Republicans in both states petitioned the Supreme Court to stay the state judicial orders, which would have reinstated the legislatures’ maps. Time was of the essence because of fast-approaching deadlines in the primary calendar. But in two terse orders from its “shadow docket,” the Court has declined, effectively leaving in place maps selected by judges for this year’s midterms.

Republican claims rested largely on a plain reading of the Constitution. Article I, Section 4, known as the Elections Clause, provides that “the Legislature” of each state has authority to prescribe “the Times, Places, and Manner” of congressional elections, subject to federal laws passed by Congress. Under the so-called independent state legislature understanding of this clause, neither state constitutions nor state courts can restrict legislatures’ free hand in federal redistricting. The Elections Clause does not authorize state courts to draw or choose districts, the argument goes, and second-guessing the will of the legislature in court contradicts what the Constitution expressly says.

Four justices opted to explain their vote in the North Carolina case. Justice Brett Kavanaugh concurred, writing that the “important” question presented deserves full consideration, but that the Court’s presumption against adjusting election rules shortly before a race controlled for purposes of the emergency order. Justice Samuel Alito, joined by Justices Clarence Thomas and Neil Gorsuch, dissented. “The exceptionally important and recurring question of constitutional law,” Alito wrote, demands that the Court resolve the matter expeditiously. The Constitution’s specific grant of authority to legislatures, he continued, means that “there must be some limit on the authority of state courts to countermand actions taken by state legislatures when they are prescribing rules for the conduct of federal elections.”

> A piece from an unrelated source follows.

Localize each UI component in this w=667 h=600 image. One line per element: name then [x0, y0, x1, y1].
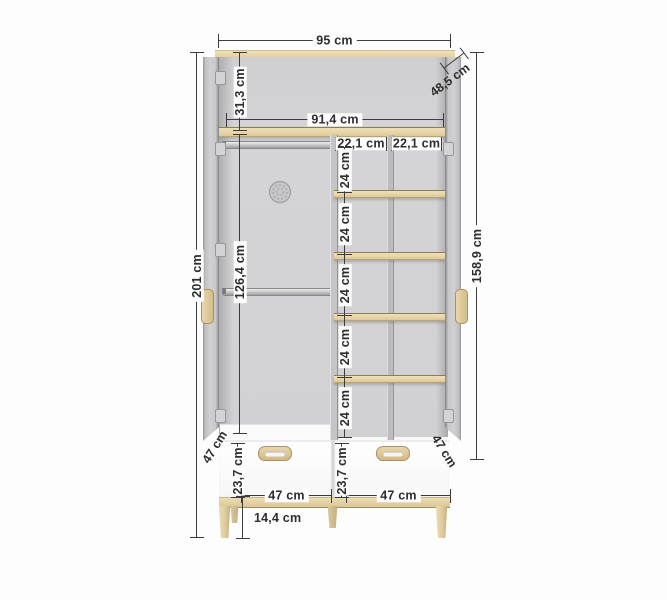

Now that four justices have weighed in—the same number needed to grant review through the ordinary “merits” docket—the Court is likely to take up the issue of what state judicial checks, if any, can be imposed on legislatures when redistricting House seats. Some commentators have excoriated the independent state legislature doctrine as a “crackpot theory” designed to “entrench Republican lawmakers in power.” Yet Republicans are hardly the only ones who would benefit from the doctrine—it would also enshrine the blatant gerrymander enacted by Democratic supermajorities in New York, cutting off state Republicans’ only possible recourse for change. That’s not to condone Republican efforts to craft favorable districts in states like Texas and North Carolina, but merely to observe that those in power seek to retain it.

Granting partisan state supreme courts broad review power over legislatures wouldn’t necessarily lead to fairer outcomes. Members of state judiciaries, even when elected, are often less democratically accountable than legislatures. North Carolina and Pennsylvania’s high court justices serve for eight- and ten-year terms, respectively—longer than lawmakers of both houses in each state. Voters angered by a perceived gerrymander can punish responsible state legislators at the ballot box as early as this November. Yet while the prospect of broad state judicial review creates uncertainty that legislatively approved maps may not actually take effect, a lack of meaningful judicial review risks allowing the majority party to gerrymander with impunity.

No matter how the Court settles this issue in a future case, cries of foul play seem certain.